失败：默认下载最新版xformers=0.0.23，Requires PyTorch 2.1.1，而我的配置：

环境：pytorch==1.12.1 torchvision==0.13.1 torchaudio==0.12.1 cudatoolkit=11.6

报了一堆不兼容的错

尝试2：参考教程Linux安装xFormers教程-CSDN博客

其实还有一个问题是支持xformer的GPU最低算力是（7,0），但我的GPU是（6,1），不知道有啥问题，不过暂时还没报错，先不管了

5.OSError: Unable to load weights from checkpoint file

OSError: Unable to load weights from checkpoint file for '/data/vid2vid-zero/checkpoints/stable-diffusion-v1-4/unet/diffusion_pytorch_model.bin' at '/data/vid2vid-zero/checkpoints/stable-diffusion-v1-4/unet/diffusion_pytorch_model.bin'. If you tried to load a PyTorch model from a TF 2.0 checkpoint, please set from_tf=True.

原因：找不到文件，或者文件损坏

看了一下发现是copy到一半和服务器断联了，所以bin文件只上传了一半，删掉再重新上传

6. AttributeError: 'NoneType' object has no attribute 'eval'

Traceback (most recent call last):
  File "/data/vid2vid-zero/test_vid2vid_zero.py", line 269, in <module>
    main(**OmegaConf.load(args.config))
  File "/data/vid2vid-zero/test_vid2vid_zero.py", line 200, in main
    unet.eval()
AttributeError: 'NoneType' object has no attribute 'eval'
Traceback (most recent call last):
  File "/opt/conda/envs/vid2vid/bin/accelerate", line 8, in <module>
    sys.exit(main())
  File "/opt/conda/envs/vid2vid/lib/python3.10/site-packages/accelerate/commands/accelerate_cli.py", line 47, in main
    args.func(args)
  File "/opt/conda/envs/vid2vid/lib/python3.10/site-packages/accelerate/commands/launch.py", line 994, in launch_command
    simple_launcher(args)
  File "/opt/conda/envs/vid2vid/lib/python3.10/site-packages/accelerate/commands/launch.py", line 636, in simple_launcher
    raise subprocess.CalledProcessError(returncode=process.returncode, cmd=cmd)
subprocess.CalledProcessError: Command '['/opt/conda/envs/vid2vid/bin/python3.1', 'test_vid2vid_zero.py', '--config', 'configs/car-moving.yaml']' returned non-zero exit status 1.

调试了一下，发现unet的type输出为None

参考[报错]深析AttributeError: ‘NoneType‘ object has no attribute ‘xxx‘（持更）-CSDN博客

的方法试了下，文件路径没错的，不是这个原因

但是上面加载模型时明明加载到unet了

调试发现经过这几行后，unet的type就出现了变化，前面是有类型的，经过后就变成了None

    # Prepare everything with our `accelerator`.
    unet, input_dataloader = accelerator.prepare(
        unet, input_dataloader,
    )

应该是准备过程中的错误

要检查加速器的配置和环境设置是否正确，您可以执行以下步骤：

确认加速器的类型：确定您正在使用的是哪种加速器，例如 torch.cuda（GPU 加速）或 torch.distributed（分布式训练）等。

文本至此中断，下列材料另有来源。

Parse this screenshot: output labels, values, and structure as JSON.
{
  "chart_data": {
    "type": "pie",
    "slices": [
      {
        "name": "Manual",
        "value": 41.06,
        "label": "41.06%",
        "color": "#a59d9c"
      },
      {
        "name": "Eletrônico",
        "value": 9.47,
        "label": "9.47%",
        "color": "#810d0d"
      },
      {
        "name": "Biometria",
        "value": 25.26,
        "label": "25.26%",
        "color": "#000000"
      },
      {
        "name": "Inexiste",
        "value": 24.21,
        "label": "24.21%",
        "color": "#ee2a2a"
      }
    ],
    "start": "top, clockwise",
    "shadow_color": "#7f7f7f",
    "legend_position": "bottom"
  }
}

检查设备可用性：对于 GPU 加速，请确保系统中至少有一个可用的 GPU，并且已经正确安装了相应的 GPU 驱动程序。可以使用 torch.cuda.is_available() 来检查 GPU 是否可用。

检查设备数量：如果使用多个 GPU 进行训练（分布式训练），请确保指定了正确的设备数量，并且每个进程都能够访问到相应的 GPU。

检查混合精度训练设置：如果启用了混合精度训练，确保计算设备支持相应的混合精度运算（如 NVIDIA 的 Tensor Cores）。可以使用 accelerator.can_use_fp16() 来检查设备是否支持半精度浮点运算。

检查梯度累积设置：如果使用梯度累积进行训练，请确保梯度累积步数设置正确，并且不会导致内存溢出或计算资源不足。

检查分布式训练设置：如果进行分布式训练，请确保正确设置了进程的数量、通信方式和相关的环境变量，以便进程能够相互通信和协调。

检查其他加速器相关的设置：根据您使用的具体加速器类型，还可能需要检查其他相关的配置和环境设置，例如分布式文件系统的配置、分布式数据并行处理等。

排除GPU不可用原因

加速器库（accelerate）检测到您的系统内核版本为 4.15.0，并给出了建议的最低内核版本为 5.5.0 或更高。

这个警告信息表明，当前的内核版本可能不符合 accelerate 库的最低要求。虽然该库仍然可以工作，但在某些情况下可能会导致进程卡住或遇到其他问题。考虑升级您的操作系统或内核版本到建议的最低版本（5.5.0 或更高）。

找到问题了，accelerate不可用，尝试更新内核

安装了新版本的内核，但没有权限重启系统使新内核生效（用的云服务器）

让老师那边帮忙升级一下

等待ing

使用加速库（例如accelerate）对UNet模型和输入数据加载器进行准备的操作。accelerator.prepare()方法可以根据加速库的特定要求对模型和数据加载器进行适配，以提高计算性能。

等不及了，注释掉这块直接跑

是真慢啊，用accelerator不到俩小时就能生成

6. RuntimeError: [enforce fail at alloc_cpu.cpp:66]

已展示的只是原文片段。